The best way to arrive in the St Mark’s Square, the pulsing heart of Venice, has
always been by boat – and today, the ferry trip is still a great travel experience.
Despite the crowds and the feral pigeons that occupy the square, we can easily imagine
what landing in the piazza might have been like in the late Renaissance, when Venice
was at its height of opulence. Back then, the approach was a dazzling explosion
of color: the palazzos that lined the Grand Canal were new and gleaming with fresh
paint, golden flourishes and fine marble statuary. The waterfront was jammed with
extravagantly-decorated galleys loaded with cargos from Asia, Egypt, Spain, Britain,
even Iceland. Travelers would step onto dry land more or less where the ferry stop
is today, and first enter the Piazetta or “little square” of San Marco. They would
carefully skirt the two columns erected in 1100s – Venetians were superstitious
about walking between them, since criminals had once been strung up here. And just
like today, visitors would have been almost overwhelmed by the splendid structures
that encircled them, a competing mix of Gothic, Romanesque and Byzantine styles,
all adorned glittering mosaics and the spoils of Venice’s military conquests. Even
the square’s name, San Marco, refers to a brazen theft: the bones of Saint Mark
were pilfered from Egypt by merchants in the 9th century AD and buried in the Basilica.
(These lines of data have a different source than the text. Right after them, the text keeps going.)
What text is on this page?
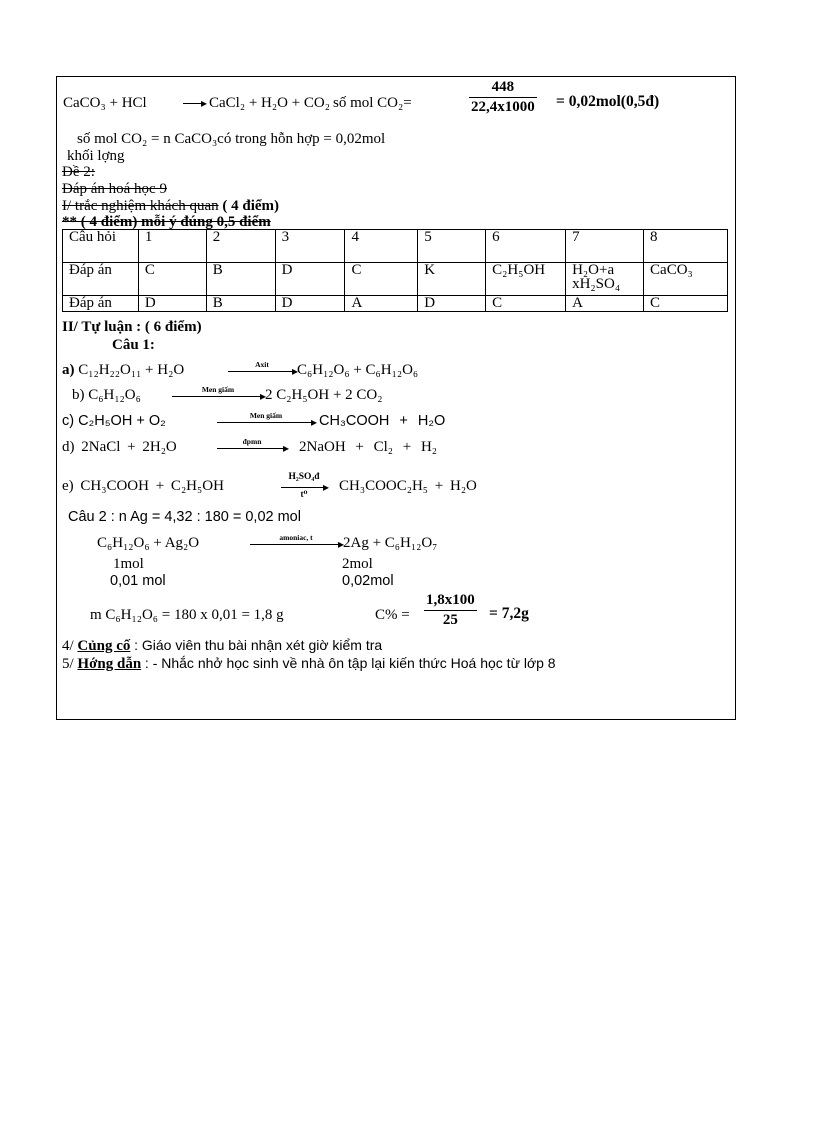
CaCO₃ + HCl	▸ CaCl₂ + H₂O + CO₂ số mol CO₂=	$\frac{448}{22,4x1000}$ = 0,02mol(0,5đ)
số mol CO₂ = n CaCO₃có trong hỗn hợp = 0,02mol
khối lợng
Đề 2:
Đáp án hoá học 9
I/ trắc nghiệm khách quan ( 4 điểm)
** ( 4 điểm) mỗi ý đúng 0,5 điểm
Câu hỏi	1	2	3	4	5	6	7	8
Đáp án	C	B	D	C	K	C₂H₅OH	H₂O+a xH₂SO₄	CaCO₃
Đáp án	D	B	D	A	D	C	A	C
II/ Tự luận : ( 6 điểm)
Câu 1:
a) C₁₂H₂₂O₁₁ + H₂O	Axit	▸ C₆H₁₂O₆ + C₆H₁₂O₆
b) C₆H₁₂O₆	Men giấm	▸ 2 C₂H₅OH + 2 CO₂
c) C₂H₅OH + O₂	Men giấm	▸ CH₃COOH + H₂O
d) 2NaCl + 2H₂O	đpmn	▸ 2NaOH + Cl₂ + H₂
e) CH₃COOH + C₂H₅OH
H₂SO₄đ
▸
t⁰	CH₃COOC₂H₅ + H₂O
Câu 2 : n Ag = 4,32 : 180 = 0,02 mol
C₆H₁₂O₆ + Ag₂O	amoniac, t	▸ 2Ag + C₆H₁₂O₇
1mol
0,01 mol
2mol
0,02mol
m C₆H₁₂O₆ = 180 x 0,01 = 1,8 g	$C\% = \frac{1,8x100}{25} = 7,2g$
4/ Củng cố : Giáo viên thu bài nhận xét giờ kiểm tra
5/ Hớng dẫn : - Nhắc nhở học sinh về nhà ôn tập lại kiến thức Hoá học từ lớp 8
Thus, setting Venice up as one of Europe’s top pilgrimage sites and guaranteeing
the city a steady tourist income. And the piazza has always been rather chaotic.
A Renaissance traveler would be confronted by armies of merchants selling Oriental
silks and Red Sea pearls. Perfumed courtesans strolled arm in arm with their eminent
admirers and, if one was lucky, a traveler might glimpse one of the three most famous
Venetians, the painter Titian, the architect Sansovino or the ribald writer Pietro
Aretino rushing to one of their bacchanalian parties.